Figure 2. Evolution, during a period of 30 years, of the total number of females in each colony (left graphic) and its corresponding logarithms (right graphic).

5. Conclusions

This paper proposes a new class of stochastic models to describe the demographic dynamics of complex biological systems formed by various populations in which several types of individuals live, and immigration-emigration phenomena among the involved populations are allowed. The novelty we introduce is that these migratory phenomena take place among several observed populations. Thus, we know from where immigrants come and to where emigrants go. The introduced models are mathematically described through a sequence of random matrices in which rows and columns represent the various populations and the several types of individuals, respectively. By considering a methodology based on multitype branching process theory, several probabilistic properties are established and some limit results are derived. The results obtained have interest in biology and ecology, especially in studies about population dynamics of species.

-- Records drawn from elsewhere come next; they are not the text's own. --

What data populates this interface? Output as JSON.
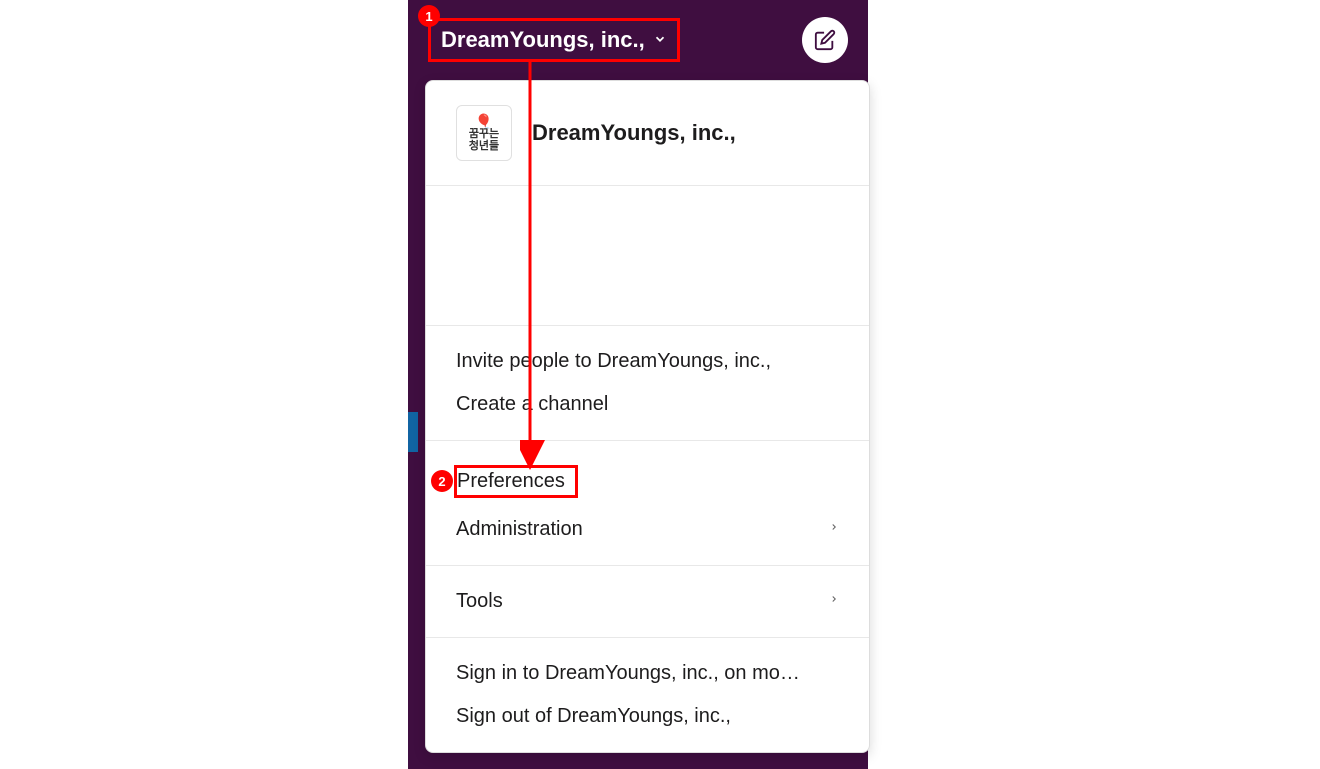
{
  "header": {
    "workspace_name": "DreamYoungs, inc.,",
    "logo_text_line1": "꿈꾸는",
    "logo_text_line2": "청년들"
  },
  "dropdown": {
    "workspace_title": "DreamYoungs, inc.,",
    "sections": [
      {
        "items": [
          {
            "label": "Invite people to DreamYoungs, inc.,",
            "has_submenu": false
          },
          {
            "label": "Create a channel",
            "has_submenu": false
          }
        ]
      },
      {
        "items": [
          {
            "label": "Preferences",
            "has_submenu": false,
            "highlighted": true
          },
          {
            "label": "Administration",
            "has_submenu": true
          }
        ]
      },
      {
        "items": [
          {
            "label": "Tools",
            "has_submenu": true
          }
        ]
      },
      {
        "items": [
          {
            "label": "Sign in to DreamYoungs, inc., on mo…",
            "has_submenu": false
          },
          {
            "label": "Sign out of DreamYoungs, inc.,",
            "has_submenu": false
          }
        ]
      }
    ]
  },
  "annotations": {
    "badge1": "1",
    "badge2": "2"
  }
}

An open problem for research, is to study results on statistical inference about the more informative parameters involved in the probability model. In particular, it is of great theoretical and practical interest to determine appropriate estimators for the elements of the matrices $\mathbf{M}$ and $\mathbf{Q}$. To this end, some estimation procedures based on Bayesian analysis, such as Approximated Bayesian Computation (ABC) methods or Markov Chain Monte Carlo (MCMC) algorithm, will be useful tools.